Over the Thanksgiving holiday my wife and I went to Atlanta. After a day of doing whatever I saw a small cemetery that looked like it had some older tombstones. I decided to stop to take some pictures and get ideas for next years haunt. We came across this one stone that was taller than the others but still its occupant had died many many years ago. Early 1900's. On the back side of the tombstone were what you see in the picture. Now I'm not up on much Voodoo or anything but I was curious if anybody here knew what these items symbolize. In case you can not make them out there is a bottle of liquor, a terra cotta pot, a candle, some change, and some whole fish. Any help is appreciated.


----------



## dave the dead (Jan 31, 2007)

now that is just weird! creepy....truly creepy.


----------



## HalloweenZombie (Jul 22, 2007)

How rude! The booze bottle is empty.


----------



## Haunted Bayou (Feb 16, 2007)

has the candle been lit?
Interesting...could just be a memorial of some type.
Somebody leaves booze at Edgar Allen Poe's grave every year.


----------



## tuck (Oct 27, 2007)

I believe the candle had been lit but it didn't burn for very long. Perhaps if was just a memorial. I did not recognize the name of the person on it but not being from the South perhaps it was somebody important.


----------



## dave the dead (Jan 31, 2007)

November 2nd was 'Day of the Dead', which is celebrated with memorials and remembrances of the departed. Perhaps it was just that, and not some crazy zombie/voodoo ritual thing.


----------



## Dr Morbius (Sep 21, 2004)

He must have been a gin swilling coin collecting fisherman who grew flowers by candlelight.


----------



## tuck (Oct 27, 2007)

dave the dead said:


> November 2nd was 'Day of the Dead', which is celebrated with memorials and remembrances of the departed. Perhaps it was just that, and not some crazy zombie/voodoo ritual thing.

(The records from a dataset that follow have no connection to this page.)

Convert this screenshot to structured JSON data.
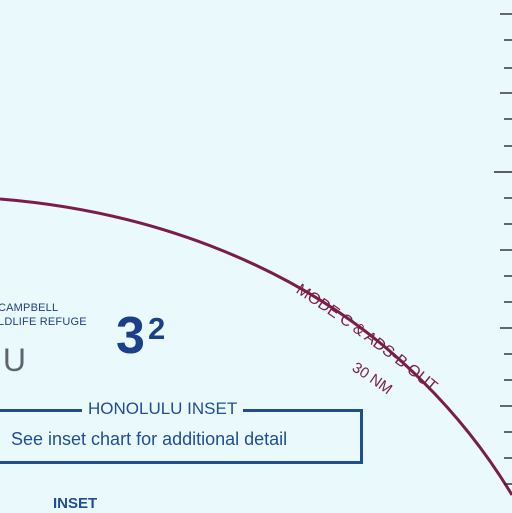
{
  "map": {
    "refuge_line1": "CAMPBELL",
    "refuge_line2": "LDLIFE REFUGE",
    "elevation_main": "3",
    "elevation_sup": "2",
    "town_partial": "IU",
    "inset_title": "HONOLULU INSET",
    "inset_detail": "See inset chart for additional detail",
    "inset_label": "INSET",
    "airspace_label": "MODE C & ADS-B OUT",
    "radius_label": "30 NM"
  },
  "colors": {
    "background": "#e9f9fc",
    "airspace_boundary": "#7a1d4a",
    "inset_blue": "#1f4e94",
    "ticks": "#2a2a2a"
  }
}
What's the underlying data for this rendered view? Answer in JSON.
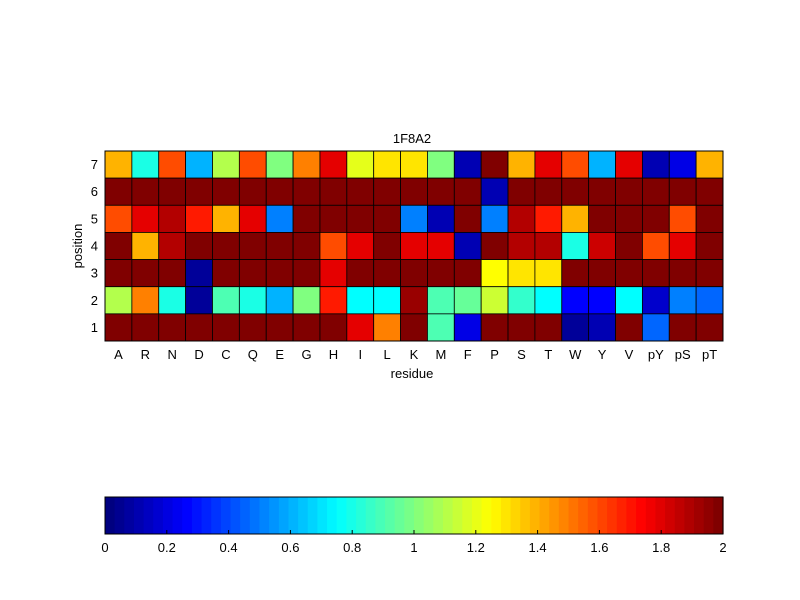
{
  "chart_data": {
    "type": "heatmap",
    "title": "1F8A2",
    "xlabel": "residue",
    "ylabel": "position",
    "x_categories": [
      "A",
      "R",
      "N",
      "D",
      "C",
      "Q",
      "E",
      "G",
      "H",
      "I",
      "L",
      "K",
      "M",
      "F",
      "P",
      "S",
      "T",
      "W",
      "Y",
      "V",
      "pY",
      "pS",
      "pT"
    ],
    "y_categories": [
      "7",
      "6",
      "5",
      "4",
      "3",
      "2",
      "1"
    ],
    "values": [
      [
        1.4,
        0.8,
        1.6,
        0.6,
        1.1,
        1.6,
        1.0,
        1.5,
        1.8,
        1.2,
        1.3,
        1.3,
        1.0,
        0.1,
        2.0,
        1.4,
        1.8,
        1.6,
        0.6,
        1.8,
        0.1,
        0.2,
        1.4
      ],
      [
        2.0,
        2.0,
        2.0,
        2.0,
        2.0,
        2.0,
        2.0,
        2.0,
        2.0,
        2.0,
        2.0,
        2.0,
        2.0,
        2.0,
        0.1,
        2.0,
        2.0,
        2.0,
        2.0,
        2.0,
        2.0,
        2.0,
        2.0
      ],
      [
        1.6,
        1.8,
        1.9,
        1.7,
        1.4,
        1.8,
        0.5,
        2.0,
        2.0,
        2.0,
        2.0,
        0.5,
        0.1,
        2.0,
        0.5,
        1.9,
        1.7,
        1.4,
        2.0,
        2.0,
        2.0,
        1.6,
        2.0
      ],
      [
        2.0,
        1.4,
        1.9,
        2.0,
        2.0,
        2.0,
        2.0,
        2.0,
        1.6,
        1.8,
        2.0,
        1.8,
        1.8,
        0.1,
        2.0,
        1.9,
        1.9,
        0.8,
        1.85,
        2.0,
        1.6,
        1.8,
        2.0
      ],
      [
        2.0,
        2.0,
        2.0,
        0.05,
        2.0,
        2.0,
        2.0,
        2.0,
        1.8,
        2.0,
        2.0,
        2.0,
        2.0,
        2.0,
        1.25,
        1.3,
        1.3,
        2.0,
        2.0,
        2.0,
        2.0,
        2.0,
        2.0
      ],
      [
        1.1,
        1.5,
        0.8,
        0.05,
        0.9,
        0.8,
        0.6,
        1.0,
        1.7,
        0.75,
        0.75,
        1.95,
        0.9,
        0.95,
        1.15,
        0.85,
        0.75,
        0.25,
        0.25,
        0.75,
        0.15,
        0.5,
        0.45
      ],
      [
        2.0,
        2.0,
        2.0,
        2.0,
        2.0,
        2.0,
        2.0,
        2.0,
        2.0,
        1.8,
        1.5,
        2.0,
        0.9,
        0.2,
        2.0,
        2.0,
        2.0,
        0.05,
        0.1,
        2.0,
        0.45,
        2.0,
        2.0
      ]
    ],
    "colorbar": {
      "colormap": "jet",
      "range": [
        0,
        2
      ],
      "tick_labels": [
        "0",
        "0.2",
        "0.4",
        "0.6",
        "0.8",
        "1",
        "1.2",
        "1.4",
        "1.6",
        "1.8",
        "2"
      ]
    },
    "grid": true
  }
}
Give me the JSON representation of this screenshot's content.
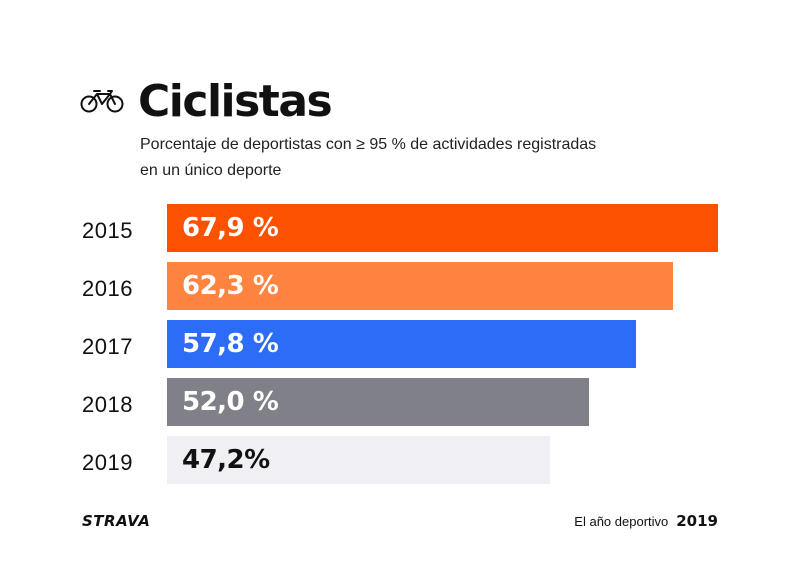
{
  "header": {
    "title": "Ciclistas",
    "subtitle": "Porcentaje de deportistas con ≥ 95 % de actividades registradas en un único deporte"
  },
  "icon": "bicycle-icon",
  "chart_data": {
    "type": "bar",
    "orientation": "horizontal",
    "title": "Ciclistas",
    "subtitle": "Porcentaje de deportistas con ≥ 95 % de actividades registradas en un único deporte",
    "categories": [
      "2015",
      "2016",
      "2017",
      "2018",
      "2019"
    ],
    "values": [
      67.9,
      62.3,
      57.8,
      52.0,
      47.2
    ],
    "labels": [
      "67,9 %",
      "62,3 %",
      "57,8 %",
      "52,0 %",
      "47,2%"
    ],
    "colors": [
      "#FC5200",
      "#FF8440",
      "#2D6CF6",
      "#808088",
      "#EFEFF4"
    ],
    "label_colors": [
      "#ffffff",
      "#ffffff",
      "#ffffff",
      "#ffffff",
      "#111111"
    ],
    "xlim": [
      0,
      67.9
    ],
    "grid": false,
    "legend": "none"
  },
  "footer": {
    "brand": "STRAVA",
    "caption": "El año deportivo",
    "year": "2019"
  }
}
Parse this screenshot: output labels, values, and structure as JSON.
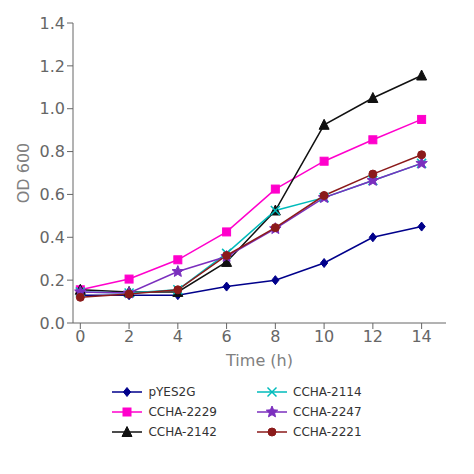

Oh yes mi amigo, el dia de los muertos. I forgot all about that, and the cemetery was in a highly mexican populated area. I'm sure that was it.

Thanks for the reminder.


----------



## Haunted Bayou (Feb 16, 2007)

Good catch, Dave! 

I went to a Day of the Dead costume party this year. It was primarily a reason to drink tequila. LOL! Got to eat a few authentic Mexican dishes since this was at my friend's block party in a Mexican neighborhood. It was a nice change from the typical Tex-Mex you get around here.


----------



## Aelwyn (Jul 7, 2008)

That's AWESOME!

Clearly a remembrance ritual. The liquor was likely shared with the dead (the living would drink some, then pour some on the grave). The fish was likely shared, as well. This is usually done in silence, by candlelight.


----------



## Lilly (Jun 13, 2006)

maybe the pot had ice in it to chill the liquor , after he shared fish with the departed by candlelight, they both had a swill and then he threw his 2 cents in.


----------